In ''The Calumny of Apelles'', Botticelli drew on the description of a painting by Apelles, a Greek painter of the Hellenistic Period. Though Apelles' works have not survived, Lucian recorded details of one in his ''On Calumny'':
On the right of it sits Midas with very large ears, extending his hand to Slander while she is still at some distance from him. Near him, on one side, stand two women—Ignorance and Suspicion. On the other side, Slander is coming up, a woman beautiful beyond measure, but full of malignant passion and excitement, evincing as she does fury and wrath by carrying in her left hand a blazing torch and with the other dragging by the hair a young man who stretches out his hands to heaven and calls the gods to witness his innocence.

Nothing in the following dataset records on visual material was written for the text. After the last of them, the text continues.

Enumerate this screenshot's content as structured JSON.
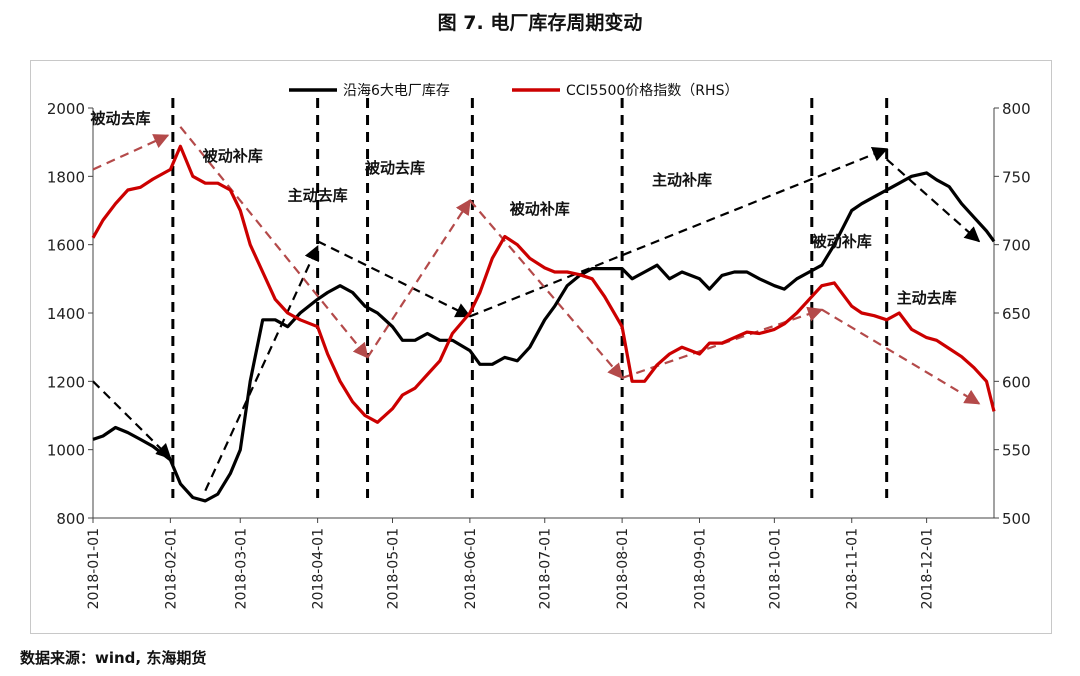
{
  "title": "图 7. 电厂库存周期变动",
  "source": "数据来源：wind, 东海期货",
  "chart_data": {
    "type": "line",
    "legend": [
      "沿海6大电厂库存",
      "CCI5500价格指数（RHS）"
    ],
    "legend_position": "top",
    "grid": false,
    "x_tick_labels": [
      "2018-01-01",
      "2018-02-01",
      "2018-03-01",
      "2018-04-01",
      "2018-05-01",
      "2018-06-01",
      "2018-07-01",
      "2018-08-01",
      "2018-09-01",
      "2018-10-01",
      "2018-11-01",
      "2018-12-01"
    ],
    "y_left": {
      "range": [
        800,
        2000
      ],
      "ticks": [
        800,
        1000,
        1200,
        1400,
        1600,
        1800,
        2000
      ]
    },
    "y_right": {
      "range": [
        500,
        800
      ],
      "ticks": [
        500,
        550,
        600,
        650,
        700,
        750,
        800
      ]
    },
    "series": [
      {
        "name": "沿海6大电厂库存",
        "axis": "left",
        "color": "#000000",
        "points": [
          [
            "2018-01-01",
            1030
          ],
          [
            "2018-01-05",
            1040
          ],
          [
            "2018-01-10",
            1065
          ],
          [
            "2018-01-15",
            1050
          ],
          [
            "2018-01-20",
            1030
          ],
          [
            "2018-01-25",
            1010
          ],
          [
            "2018-02-01",
            970
          ],
          [
            "2018-02-05",
            900
          ],
          [
            "2018-02-10",
            860
          ],
          [
            "2018-02-15",
            850
          ],
          [
            "2018-02-20",
            870
          ],
          [
            "2018-02-25",
            930
          ],
          [
            "2018-03-01",
            1000
          ],
          [
            "2018-03-05",
            1200
          ],
          [
            "2018-03-10",
            1380
          ],
          [
            "2018-03-15",
            1380
          ],
          [
            "2018-03-20",
            1360
          ],
          [
            "2018-03-25",
            1400
          ],
          [
            "2018-04-01",
            1440
          ],
          [
            "2018-04-05",
            1460
          ],
          [
            "2018-04-10",
            1480
          ],
          [
            "2018-04-15",
            1460
          ],
          [
            "2018-04-20",
            1420
          ],
          [
            "2018-04-25",
            1400
          ],
          [
            "2018-05-01",
            1360
          ],
          [
            "2018-05-05",
            1320
          ],
          [
            "2018-05-10",
            1320
          ],
          [
            "2018-05-15",
            1340
          ],
          [
            "2018-05-20",
            1320
          ],
          [
            "2018-05-25",
            1320
          ],
          [
            "2018-06-01",
            1290
          ],
          [
            "2018-06-05",
            1250
          ],
          [
            "2018-06-10",
            1250
          ],
          [
            "2018-06-15",
            1270
          ],
          [
            "2018-06-20",
            1260
          ],
          [
            "2018-06-25",
            1300
          ],
          [
            "2018-07-01",
            1380
          ],
          [
            "2018-07-05",
            1420
          ],
          [
            "2018-07-10",
            1480
          ],
          [
            "2018-07-15",
            1510
          ],
          [
            "2018-07-20",
            1530
          ],
          [
            "2018-07-25",
            1530
          ],
          [
            "2018-08-01",
            1530
          ],
          [
            "2018-08-05",
            1500
          ],
          [
            "2018-08-10",
            1520
          ],
          [
            "2018-08-15",
            1540
          ],
          [
            "2018-08-20",
            1500
          ],
          [
            "2018-08-25",
            1520
          ],
          [
            "2018-09-01",
            1500
          ],
          [
            "2018-09-05",
            1470
          ],
          [
            "2018-09-10",
            1510
          ],
          [
            "2018-09-15",
            1520
          ],
          [
            "2018-09-20",
            1520
          ],
          [
            "2018-09-25",
            1500
          ],
          [
            "2018-10-01",
            1480
          ],
          [
            "2018-10-05",
            1470
          ],
          [
            "2018-10-10",
            1500
          ],
          [
            "2018-10-15",
            1520
          ],
          [
            "2018-10-20",
            1540
          ],
          [
            "2018-10-25",
            1600
          ],
          [
            "2018-11-01",
            1700
          ],
          [
            "2018-11-05",
            1720
          ],
          [
            "2018-11-10",
            1740
          ],
          [
            "2018-11-15",
            1760
          ],
          [
            "2018-11-20",
            1780
          ],
          [
            "2018-11-25",
            1800
          ],
          [
            "2018-12-01",
            1810
          ],
          [
            "2018-12-05",
            1790
          ],
          [
            "2018-12-10",
            1770
          ],
          [
            "2018-12-15",
            1720
          ],
          [
            "2018-12-20",
            1680
          ],
          [
            "2018-12-25",
            1640
          ],
          [
            "2018-12-28",
            1610
          ]
        ]
      },
      {
        "name": "CCI5500价格指数（RHS）",
        "axis": "right",
        "color": "#cc0000",
        "points": [
          [
            "2018-01-01",
            705
          ],
          [
            "2018-01-05",
            718
          ],
          [
            "2018-01-10",
            730
          ],
          [
            "2018-01-15",
            740
          ],
          [
            "2018-01-20",
            742
          ],
          [
            "2018-01-25",
            748
          ],
          [
            "2018-02-01",
            755
          ],
          [
            "2018-02-05",
            772
          ],
          [
            "2018-02-10",
            750
          ],
          [
            "2018-02-15",
            745
          ],
          [
            "2018-02-20",
            745
          ],
          [
            "2018-02-25",
            740
          ],
          [
            "2018-03-01",
            725
          ],
          [
            "2018-03-05",
            700
          ],
          [
            "2018-03-10",
            680
          ],
          [
            "2018-03-15",
            660
          ],
          [
            "2018-03-20",
            650
          ],
          [
            "2018-03-25",
            645
          ],
          [
            "2018-04-01",
            640
          ],
          [
            "2018-04-05",
            620
          ],
          [
            "2018-04-10",
            600
          ],
          [
            "2018-04-15",
            585
          ],
          [
            "2018-04-20",
            575
          ],
          [
            "2018-04-25",
            570
          ],
          [
            "2018-05-01",
            580
          ],
          [
            "2018-05-05",
            590
          ],
          [
            "2018-05-10",
            595
          ],
          [
            "2018-05-15",
            605
          ],
          [
            "2018-05-20",
            615
          ],
          [
            "2018-05-25",
            635
          ],
          [
            "2018-06-01",
            650
          ],
          [
            "2018-06-05",
            665
          ],
          [
            "2018-06-10",
            690
          ],
          [
            "2018-06-15",
            706
          ],
          [
            "2018-06-20",
            700
          ],
          [
            "2018-06-25",
            690
          ],
          [
            "2018-07-01",
            683
          ],
          [
            "2018-07-05",
            680
          ],
          [
            "2018-07-10",
            680
          ],
          [
            "2018-07-15",
            678
          ],
          [
            "2018-07-20",
            675
          ],
          [
            "2018-07-25",
            662
          ],
          [
            "2018-08-01",
            640
          ],
          [
            "2018-08-05",
            600
          ],
          [
            "2018-08-10",
            600
          ],
          [
            "2018-08-15",
            612
          ],
          [
            "2018-08-20",
            620
          ],
          [
            "2018-08-25",
            625
          ],
          [
            "2018-09-01",
            620
          ],
          [
            "2018-09-05",
            628
          ],
          [
            "2018-09-10",
            628
          ],
          [
            "2018-09-15",
            632
          ],
          [
            "2018-09-20",
            636
          ],
          [
            "2018-09-25",
            635
          ],
          [
            "2018-10-01",
            638
          ],
          [
            "2018-10-05",
            642
          ],
          [
            "2018-10-10",
            650
          ],
          [
            "2018-10-15",
            660
          ],
          [
            "2018-10-20",
            670
          ],
          [
            "2018-10-25",
            672
          ],
          [
            "2018-11-01",
            655
          ],
          [
            "2018-11-05",
            650
          ],
          [
            "2018-11-10",
            648
          ],
          [
            "2018-11-15",
            645
          ],
          [
            "2018-11-20",
            650
          ],
          [
            "2018-11-25",
            638
          ],
          [
            "2018-12-01",
            632
          ],
          [
            "2018-12-05",
            630
          ],
          [
            "2018-12-10",
            624
          ],
          [
            "2018-12-15",
            618
          ],
          [
            "2018-12-20",
            610
          ],
          [
            "2018-12-25",
            600
          ],
          [
            "2018-12-28",
            578
          ]
        ]
      }
    ],
    "phase_dividers": [
      "2018-02-02",
      "2018-04-01",
      "2018-04-21",
      "2018-06-02",
      "2018-08-01",
      "2018-10-16",
      "2018-11-15"
    ],
    "annotations": [
      {
        "text": "被动去库",
        "x": "2018-01-12",
        "y_left": 1955
      },
      {
        "text": "被动补库",
        "x": "2018-02-26",
        "y_left": 1845
      },
      {
        "text": "主动去库",
        "x": "2018-04-01",
        "y_left": 1730
      },
      {
        "text": "被动去库",
        "x": "2018-05-02",
        "y_left": 1810
      },
      {
        "text": "被动补库",
        "x": "2018-06-29",
        "y_left": 1690
      },
      {
        "text": "主动补库",
        "x": "2018-08-25",
        "y_left": 1775
      },
      {
        "text": "被动补库",
        "x": "2018-10-28",
        "y_left": 1595
      },
      {
        "text": "主动去库",
        "x": "2018-12-01",
        "y_left": 1430
      }
    ],
    "trend_arrows": [
      {
        "color": "black",
        "from": [
          "2018-01-01",
          1200
        ],
        "to": [
          "2018-02-01",
          975
        ]
      },
      {
        "color": "black",
        "from": [
          "2018-02-15",
          880
        ],
        "to": [
          "2018-04-01",
          1595
        ]
      },
      {
        "color": "black",
        "from": [
          "2018-04-01",
          1610
        ],
        "to": [
          "2018-06-01",
          1390
        ]
      },
      {
        "color": "black",
        "from": [
          "2018-06-01",
          1390
        ],
        "to": [
          "2018-11-15",
          1880
        ]
      },
      {
        "color": "brown",
        "from": [
          "2018-01-01",
          1820
        ],
        "to": [
          "2018-01-31",
          1920
        ]
      },
      {
        "color": "brown",
        "from": [
          "2018-02-05",
          1945
        ],
        "to": [
          "2018-04-21",
          1270
        ]
      },
      {
        "color": "brown",
        "from": [
          "2018-04-21",
          1270
        ],
        "to": [
          "2018-06-01",
          1730
        ]
      },
      {
        "color": "brown",
        "from": [
          "2018-06-01",
          1730
        ],
        "to": [
          "2018-08-01",
          1210
        ]
      },
      {
        "color": "brown",
        "from": [
          "2018-08-01",
          1210
        ],
        "to": [
          "2018-10-20",
          1410
        ]
      },
      {
        "color": "brown",
        "from": [
          "2018-10-20",
          1410
        ],
        "to": [
          "2018-12-22",
          1135
        ]
      },
      {
        "color": "black",
        "from": [
          "2018-11-15",
          1850
        ],
        "to": [
          "2018-12-22",
          1610
        ]
      }
    ]
  }
}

She is conducted by a pale ugly man who has piercing eye and looks as if he had wasted away in long illness; he represents envy. There are two women in attendance to Slander, one is Fraud and the other Conspiracy. They are followed by a woman dressed in deep mourning, with black clothes all in tatters—she is Repentance. At all events, she is turning back with tears in her eyes and casting a stealthy glance, full of shame, at Truth, who is slowly approaching.〔Altrocchi (1921), pp. 454, 456-457; quoting translation by A.M.Harmon.〕〔White (1872), pp. 113;〕

Botticelli reproduced this quite closely, down to the donkey ears of the seated man, into which the women that flank him speak. A richly gowned Slander (or Calumny), with her hair being dressed by her attendants, is being led by her slender, robed companion. The man she is dragging, nearly nude and with his ankles crossed as if to be crucified, raises his hands in prayer. The woman behind him turns her head to regard the stately pale nude pointing to the heavens.
Without description of the setting, Botticelli has presented a throne room elaborately decorated with sculptures and reliefs of Classical heroes and battle scenes.